Com processos como a Operação Marquês ou o caso BES a caminho de fases decisivas, Maria José Morgado teme que o contraste de especializações entre Ministério Público e os tribunais de julgamento tenha impacto negativo sobre esses casos.


“Tem que se aplicar ao julgamento a mesma especialização que teve a investigação porque aí está o fosso. Se temos uma investigação ultra-especializada e depois ela não existe em julgamento, o processo cai num fosso”, alerta Maria José Morgado, preocupada também com a incapacidade tecnológica dos tribunais, dando o exemplo da recusa em adotar de forma generalizada a plataforma digital criada por um juiz de instrução criminal e dois agentes da PSP, concebida para o processo “Face Oculta”.

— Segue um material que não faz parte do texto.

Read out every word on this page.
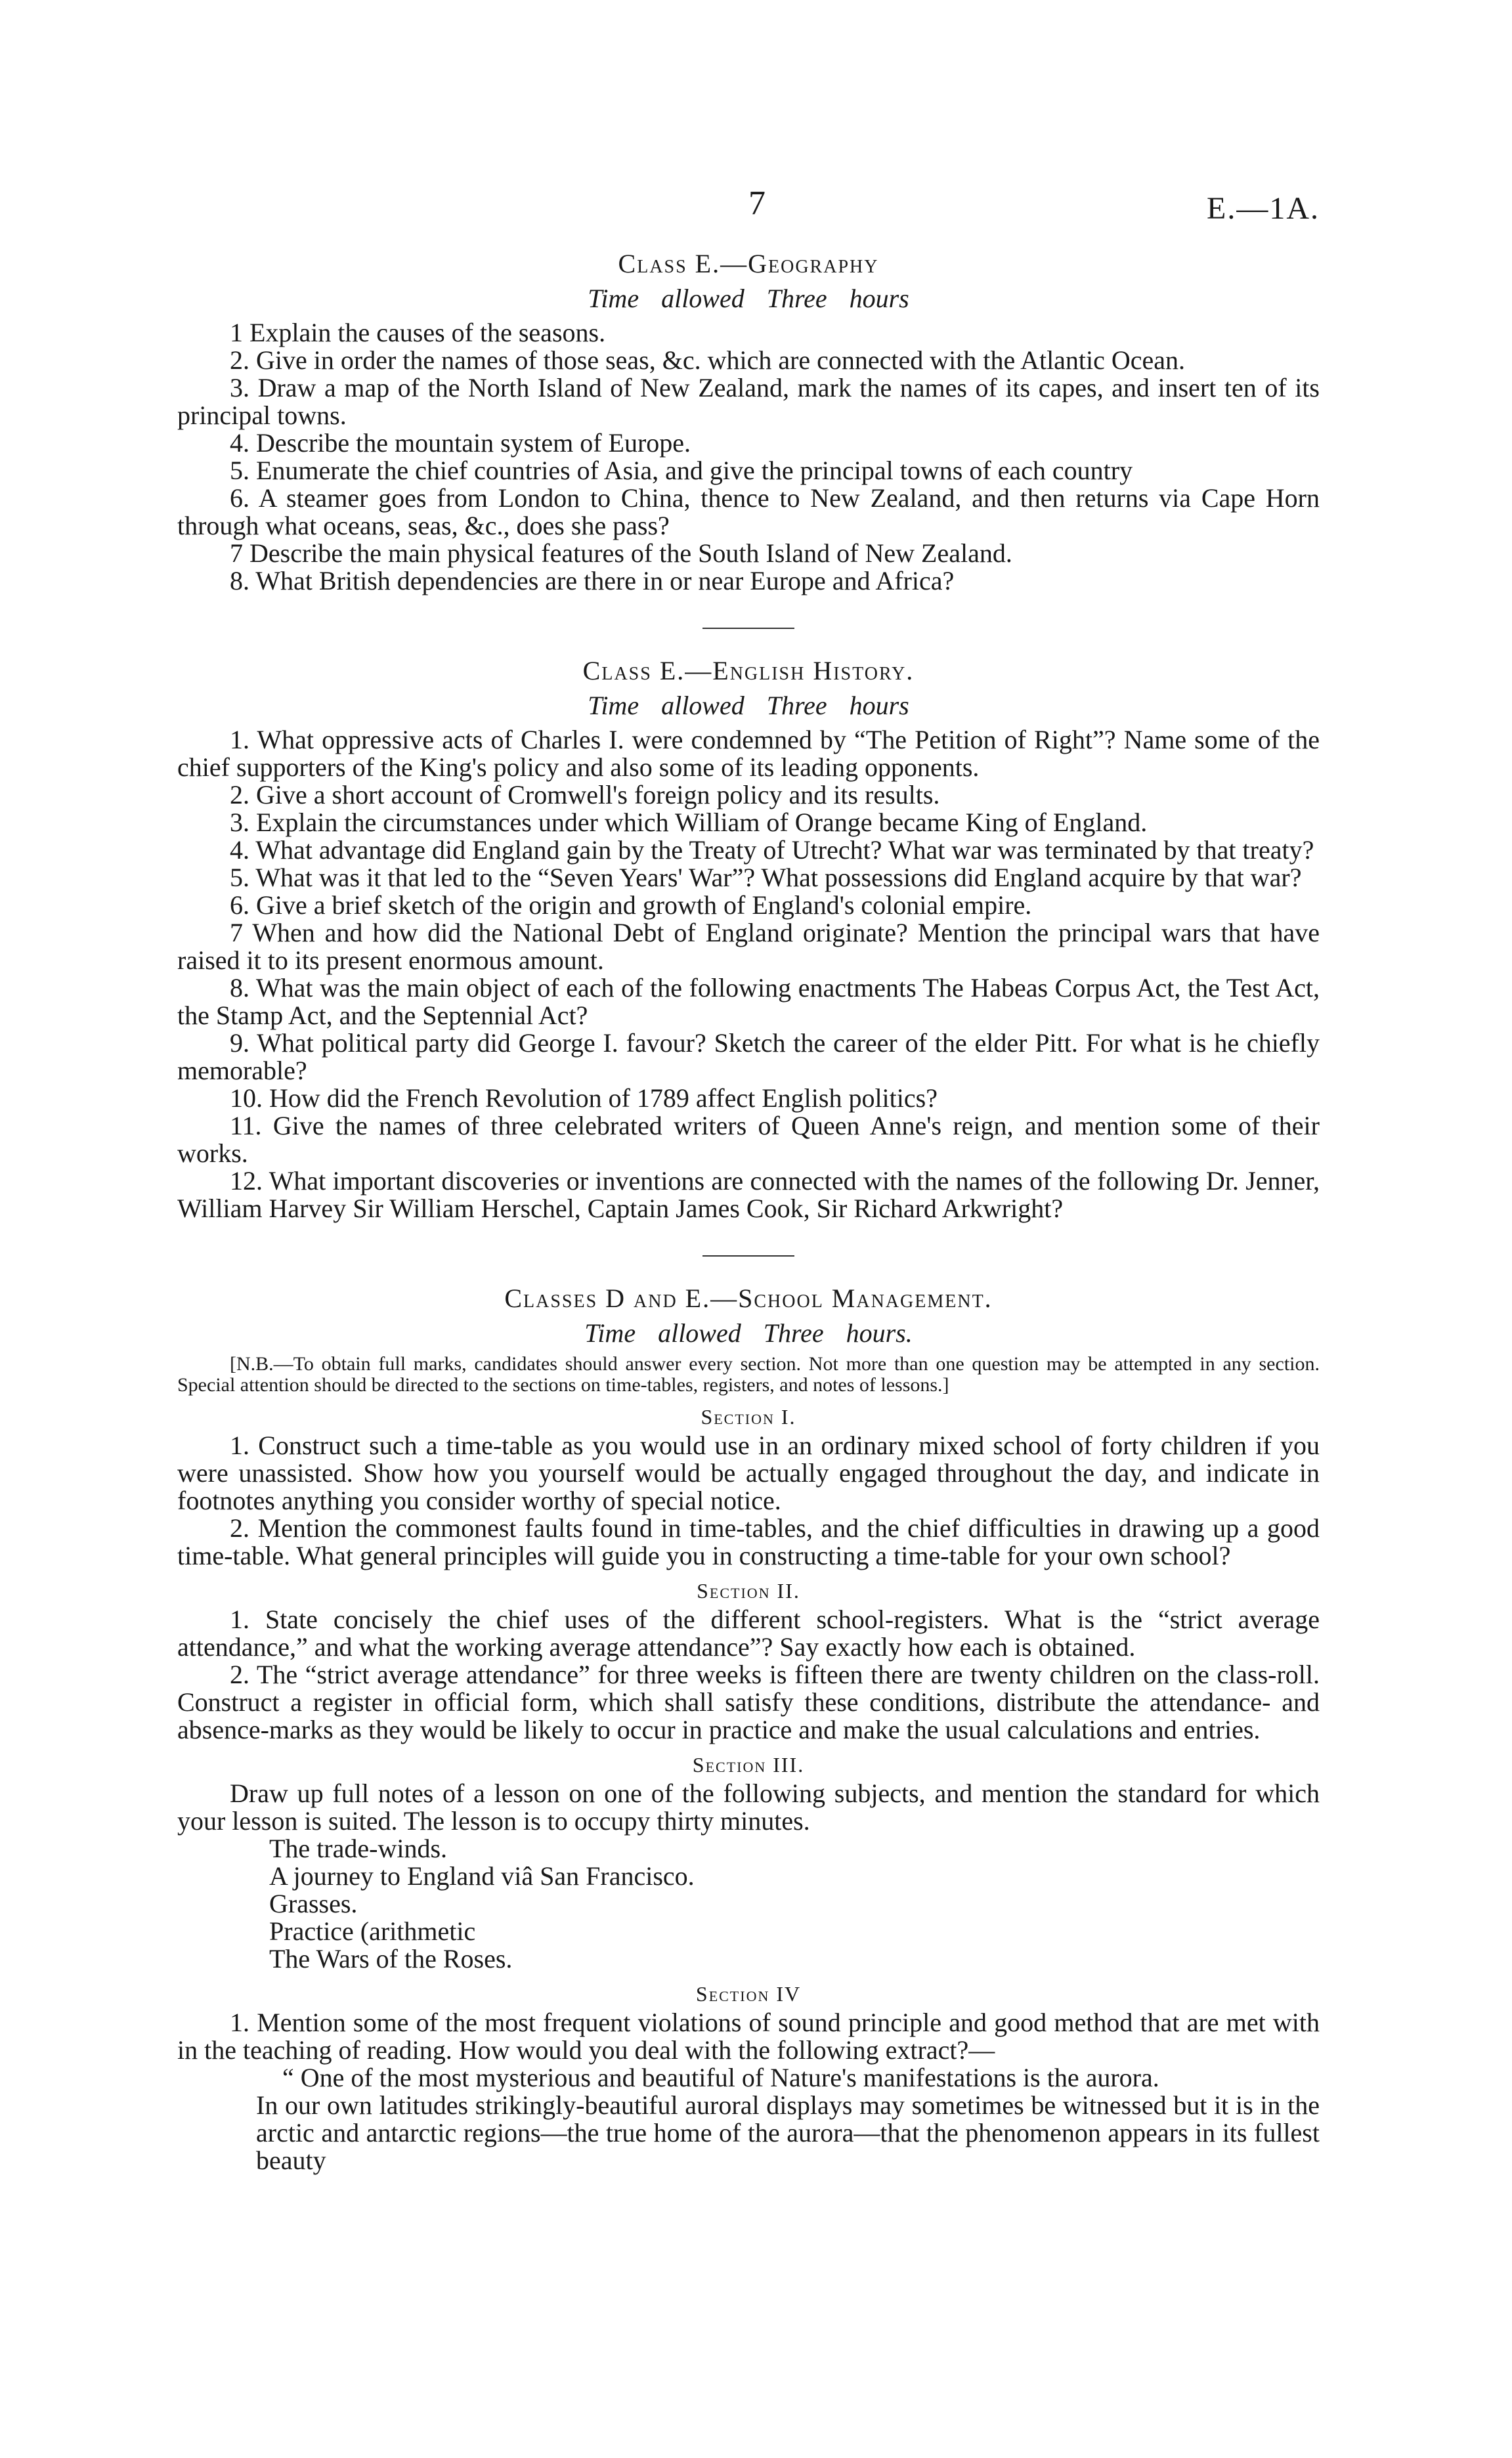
7	E.—1A.
Class E.—Geography
Time allowed Three hours

1 Explain the causes of the seasons.

2. Give in order the names of those seas, &c. which are connected with the Atlantic Ocean.

3. Draw a map of the North Island of New Zealand, mark the names of its capes, and insert ten of its principal towns.

4. Describe the mountain system of Europe.

5. Enumerate the chief countries of Asia, and give the principal towns of each country

6. A steamer goes from London to China, thence to New Zealand, and then returns via Cape Horn through what oceans, seas, &c., does she pass?

7 Describe the main physical features of the South Island of New Zealand.

8. What British dependencies are there in or near Europe and Africa?

Class E.—English History.
Time allowed Three hours

1. What oppressive acts of Charles I. were condemned by “The Petition of Right”? Name some of the chief supporters of the King's policy and also some of its leading opponents.

2. Give a short account of Cromwell's foreign policy and its results.

3. Explain the circumstances under which William of Orange became King of England.

4. What advantage did England gain by the Treaty of Utrecht? What war was terminated by that treaty?

5. What was it that led to the “Seven Years' War”? What possessions did England acquire by that war?

6. Give a brief sketch of the origin and growth of England's colonial empire.

7 When and how did the National Debt of England originate? Mention the principal wars that have raised it to its present enormous amount.

8. What was the main object of each of the following enactments The Habeas Corpus Act, the Test Act, the Stamp Act, and the Septennial Act?

9. What political party did George I. favour? Sketch the career of the elder Pitt. For what is he chiefly memorable?

10. How did the French Revolution of 1789 affect English politics?

11. Give the names of three celebrated writers of Queen Anne's reign, and mention some of their works.

12. What important discoveries or inventions are connected with the names of the following Dr. Jenner, William Harvey Sir William Herschel, Captain James Cook, Sir Richard Arkwright?

Classes D and E.—School Management.
Time allowed Three hours.

[N.B.—To obtain full marks, candidates should answer every section. Not more than one question may be attempted in any section. Special attention should be directed to the sections on time-tables, registers, and notes of lessons.]

Section I.

1. Construct such a time-table as you would use in an ordinary mixed school of forty children if you were unassisted. Show how you yourself would be actually engaged throughout the day, and indicate in footnotes anything you consider worthy of special notice.

2. Mention the commonest faults found in time-tables, and the chief difficulties in drawing up a good time-table. What general principles will guide you in constructing a time-table for your own school?

Section II.

1. State concisely the chief uses of the different school-registers. What is the “strict average attendance,” and what the working average attendance”? Say exactly how each is obtained.

2. The “strict average attendance” for three weeks is fifteen there are twenty children on the class-roll. Construct a register in official form, which shall satisfy these conditions, distribute the attendance- and absence-marks as they would be likely to occur in practice and make the usual calculations and entries.

Section III.

Draw up full notes of a lesson on one of the following subjects, and mention the standard for which your lesson is suited. The lesson is to occupy thirty minutes.

The trade-winds.
A journey to England viâ San Francisco.
Grasses.
Practice (arithmetic
The Wars of the Roses.
Section IV

1. Mention some of the most frequent violations of sound principle and good method that are met with in the teaching of reading. How would you deal with the following extract?—

“ One of the most mysterious and beautiful of Nature's manifestations is the aurora.

In our own latitudes strikingly-beautiful auroral displays may sometimes be witnessed but it is in the arctic and antarctic regions—the true home of the aurora—that the phenomenon appears in its fullest beauty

Maria José Morgado diz que essa ferramenta iria facilitar a celeridade da produção de prova em julgamento, tendo a vantagem de já existir, ser barata e estar pronta a usar. A magistrada jubilada não entende a omissão desse ponto na Estratégia apresentada por Francisca Van Dunem.

“Nas suas linhas gerais, a matriz da estratégia é decalcada dos documentos internacionais. Está correta, foi feita por especialistas e não tenho nada a criticar. Agora, tenho a salientar que, por exemplo na justiça negociada, é no fundo proibida a denúncia de coautor, o que eu não compreendo. A questão dos recursos humanos e financeiros e tecnológicos para o Ministério Público e para os tribunais é um capítulo com meia dúzia de caracteres, nomeadamente em algo que seria fácil como a digitalização da prova em julgamento, para além dos gabinetes de perícias para o Ministério Público”, afirma a procuradora jubilada na Renascença.

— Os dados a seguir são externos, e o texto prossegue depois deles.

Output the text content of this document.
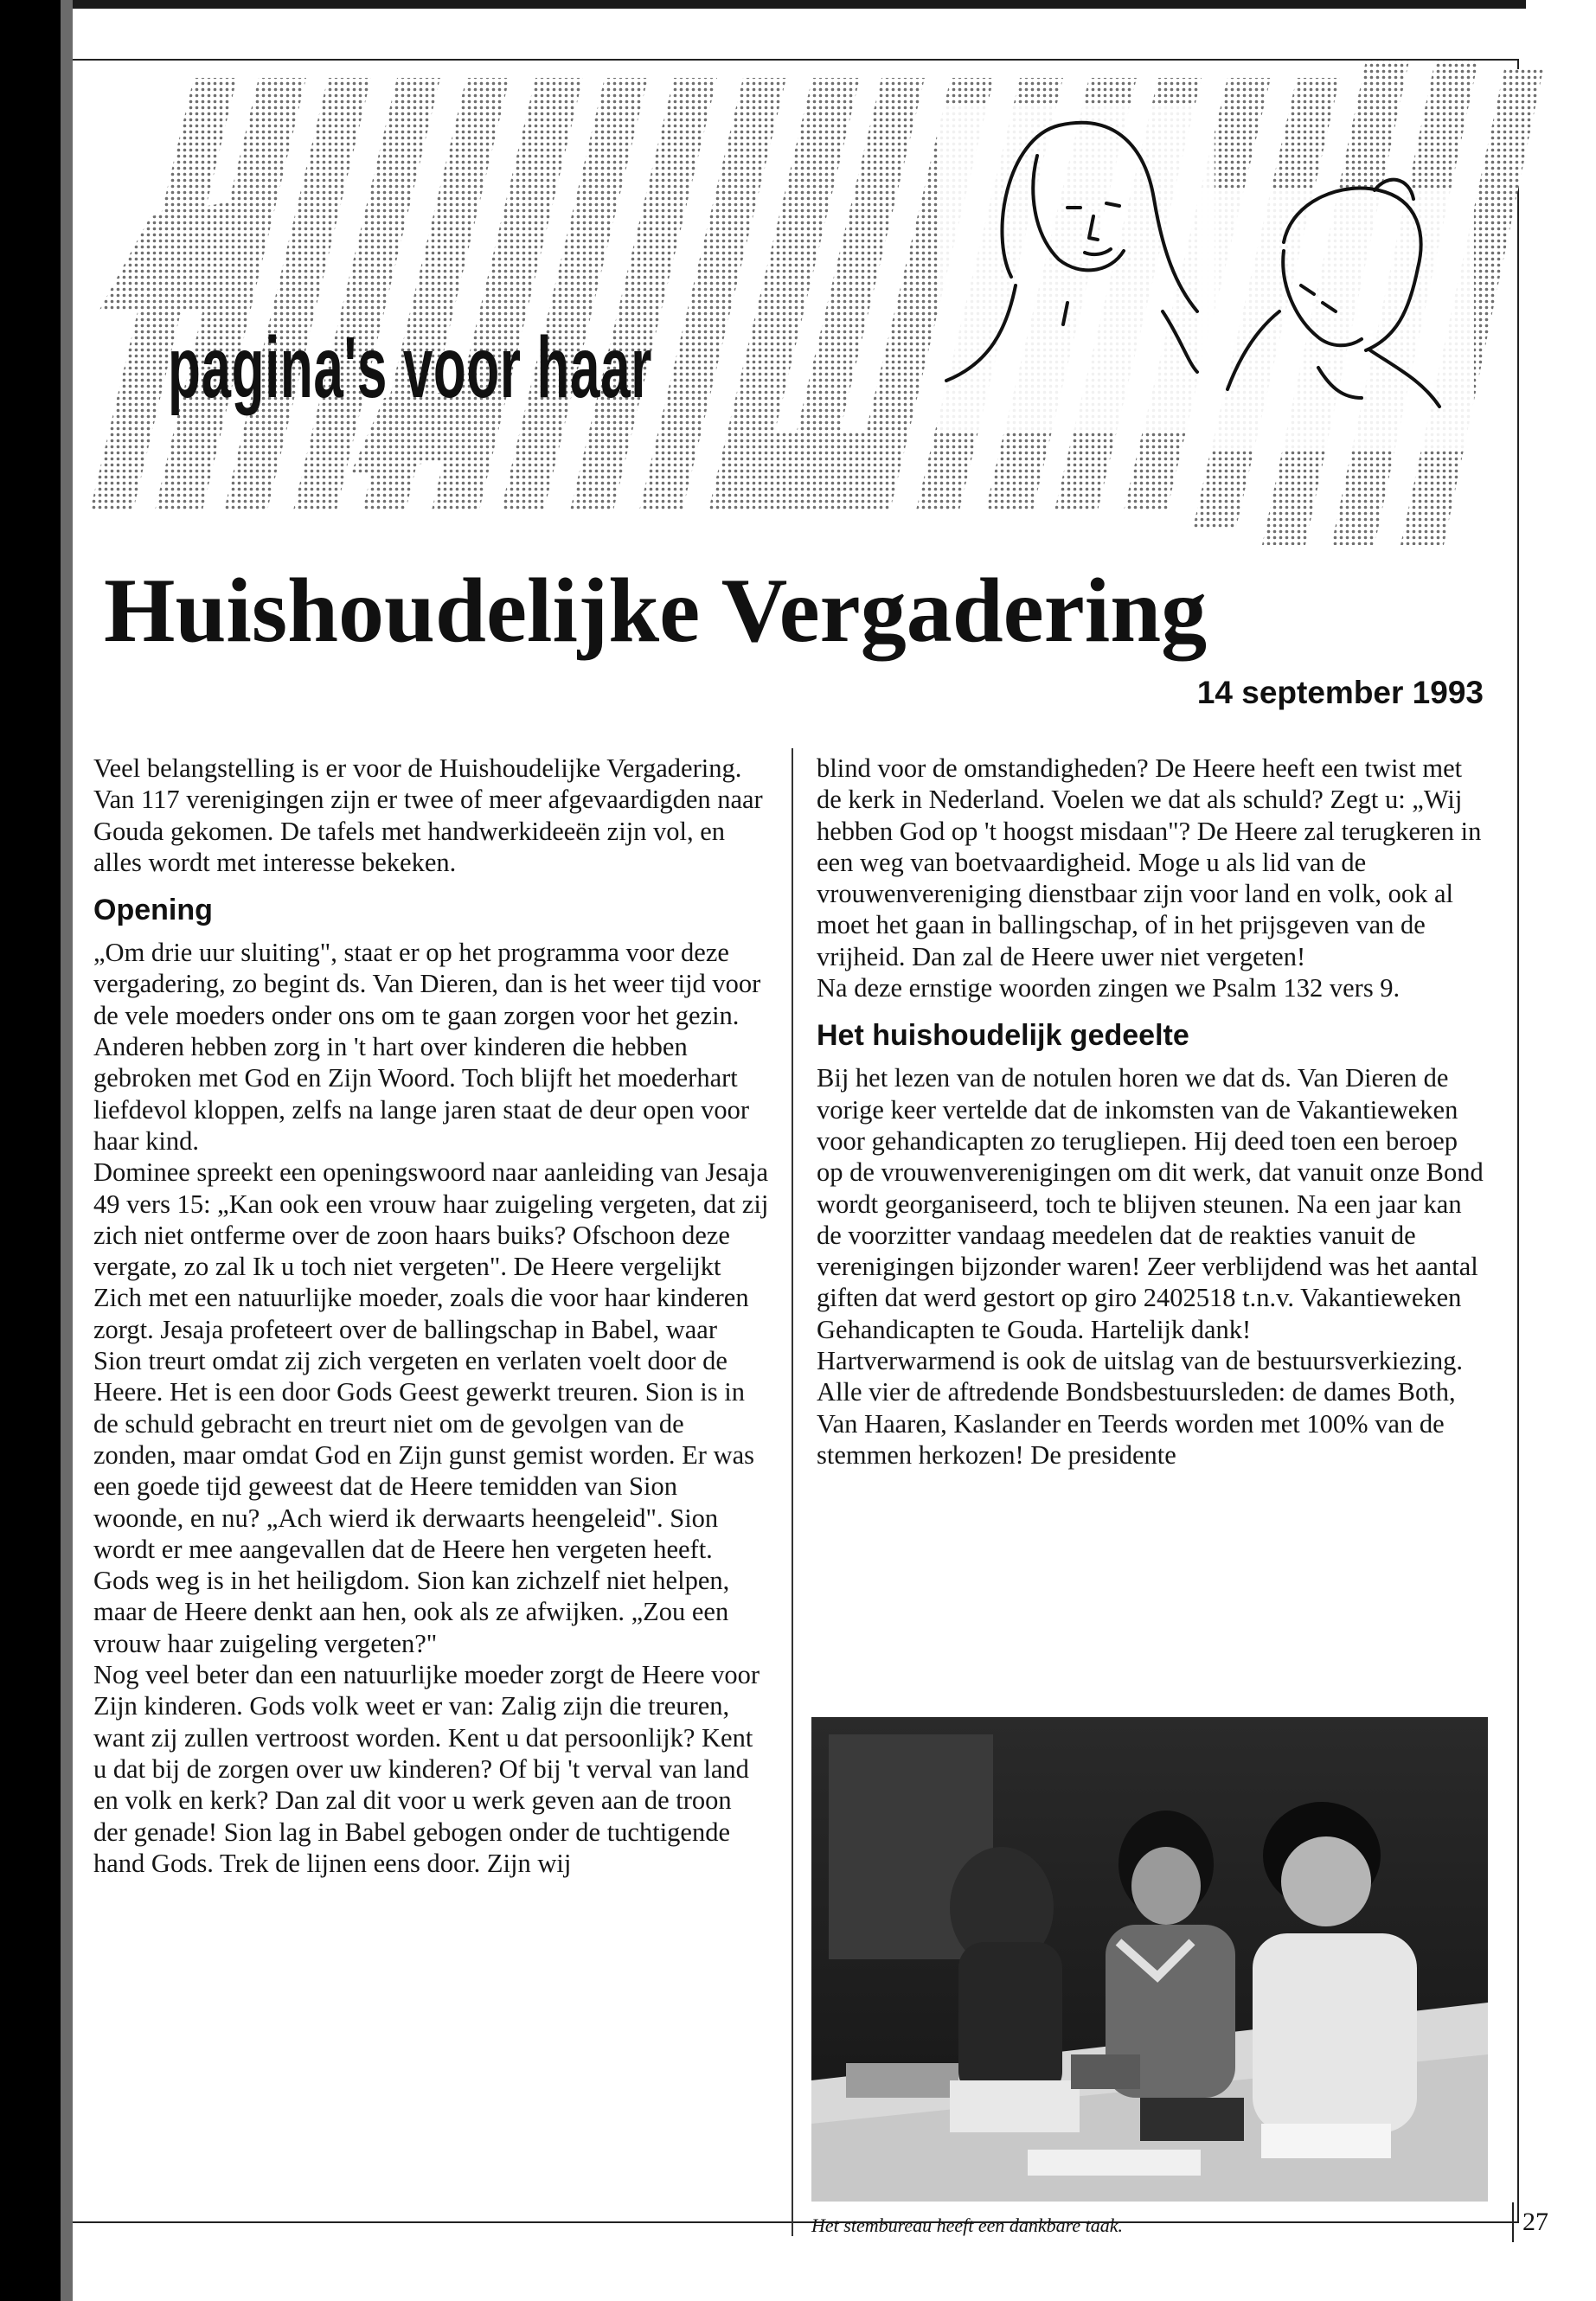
pagina's voor haar
Huishoudelijke Vergadering

14 september 1993

Veel belangstelling is er voor de Huishoudelijke Vergadering. Van 117 verenigingen zijn er twee of meer afgevaardigden naar Gouda gekomen. De tafels met handwerkideeën zijn vol, en alles wordt met interesse bekeken.

Opening

„Om drie uur sluiting", staat er op het programma voor deze vergadering, zo begint ds. Van Dieren, dan is het weer tijd voor de vele moeders onder ons om te gaan zorgen voor het gezin. Anderen hebben zorg in 't hart over kinderen die hebben gebroken met God en Zijn Woord. Toch blijft het moederhart liefdevol kloppen, zelfs na lange jaren staat de deur open voor haar kind.

Dominee spreekt een openingswoord naar aanleiding van Jesaja 49 vers 15: „Kan ook een vrouw haar zuigeling vergeten, dat zij zich niet ontferme over de zoon haars buiks? Ofschoon deze vergate, zo zal Ik u toch niet vergeten". De Heere vergelijkt Zich met een natuurlijke moeder, zoals die voor haar kinderen zorgt. Jesaja profeteert over de ballingschap in Babel, waar Sion treurt omdat zij zich vergeten en verlaten voelt door de Heere. Het is een door Gods Geest gewerkt treuren. Sion is in de schuld gebracht en treurt niet om de gevolgen van de zonden, maar omdat God en Zijn gunst gemist worden. Er was een goede tijd geweest dat de Heere temidden van Sion woonde, en nu? „Ach wierd ik derwaarts heengeleid". Sion wordt er mee aangevallen dat de Heere hen vergeten heeft.

Gods weg is in het heiligdom. Sion kan zichzelf niet helpen, maar de Heere denkt aan hen, ook als ze afwijken. „Zou een vrouw haar zuigeling vergeten?"

Nog veel beter dan een natuurlijke moeder zorgt de Heere voor Zijn kinderen. Gods volk weet er van: Zalig zijn die treuren, want zij zullen vertroost worden. Kent u dat persoonlijk? Kent u dat bij de zorgen over uw kinderen? Of bij 't verval van land en volk en kerk? Dan zal dit voor u werk geven aan de troon der genade! Sion lag in Babel gebogen onder de tuchtigende hand Gods. Trek de lijnen eens door. Zijn wij

blind voor de omstandigheden? De Heere heeft een twist met de kerk in Nederland. Voelen we dat als schuld? Zegt u: „Wij hebben God op 't hoogst misdaan"? De Heere zal terugkeren in een weg van boetvaardigheid. Moge u als lid van de vrouwenvereniging dienstbaar zijn voor land en volk, ook al moet het gaan in ballingschap, of in het prijsgeven van de vrijheid. Dan zal de Heere uwer niet vergeten!

Na deze ernstige woorden zingen we Psalm 132 vers 9.

Het huishoudelijk gedeelte

Bij het lezen van de notulen horen we dat ds. Van Dieren de vorige keer vertelde dat de inkomsten van de Vakantieweken voor gehandicapten zo terugliepen. Hij deed toen een beroep op de vrouwenverenigingen om dit werk, dat vanuit onze Bond wordt georganiseerd, toch te blijven steunen. Na een jaar kan de voorzitter vandaag meedelen dat de reakties vanuit de verenigingen bijzonder waren! Zeer verblijdend was het aantal giften dat werd gestort op giro 2402518 t.n.v. Vakantieweken Gehandicapten te Gouda. Hartelijk dank!

Hartverwarmend is ook de uitslag van de bestuursverkiezing. Alle vier de aftredende Bondsbestuursleden: de dames Both, Van Haaren, Kaslander en Teerds worden met 100% van de stemmen herkozen! De presidente

Het stembureau heeft een dankbare taak.	27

“Sempre pensei nos processos e não na desconfiança dos políticos”

Numa altura em que o Ministério Público vive uma polémica em torno do reforço dos poderes hierárquicos na investigação criminal, Maria José Morgado deixa um recado: o Código de Processo Penal existente é suficiente para lidar com os desafios colocados no quadro do Ministério Público.

“Não precisamos de mais regras do que aquelas que estão hoje em vigor no Código de Processo Penal. Não precisamos de encastelar regras atrás de regras, porque transformamos o processo que num castelo de cartas que não vale nada. O processo é um processo da vida, das pessoas, dos acontecimentos. Não pode ter tantas regras dessa natureza. Tem que ter regras de tipicidade, legalidade e segurança jurídica para evitar injustiças e más condenações”, argumenta Morgado no programa “Da Capa à Contracapa”.

Sobre prioridades de investigação no crime económico-financeiro, Morgado concorda com a lei que as define, “mas como não temos recursos, as prioridades acabam por ser os presos e os processos a prescrever”.

Lendo a Estratégia Nacional de Combate à Corrupção, e olhando para o setor público, a magistrada jubilada do Ministério Público deteta problemas na aplicação dos planos de prevenção da corrupção que “não funcionam no papel ou no computador e têm que ser aplicados pelas instituições. Debatem-se em determinados capítulos com a criação de mecanismos destinados a efetivar isso como contraordenações contra instituições, etc. Isto não funciona à medida do tamanho da ameaça. Isto é uma ameaça à democracia”.

Maria José Morgado deixou um testemunho no livro “45 anos de combate à corrupção” do jornalista Luis Rosa, que na Renascença afirma que há uma grande desconfiança do poder político em relação ao poder judicial. A magistrada recusa entrar nesse debate, jurando que os processos estiveram sempre no centro da sua atenção

“Preocupei-me sempre em fazer bem o meu trabalho. Se há uma desconfiança do poder político em relação ao Ministério Público? Não faço a mínima ideia. Fiz sempre o meu trabalho o melhor possível, aliás como todos os meus colegas. E isso é que ocupa a nossa cabeça. Desconfiança? Não podemos pensar nisso. Temos que pensar no que temos que fazer. Se pensei nisso nestes 40 anos? Não, sempre pensei nos processos. Era nisso que eu tinha que pensar”, remata Maria José Morgado.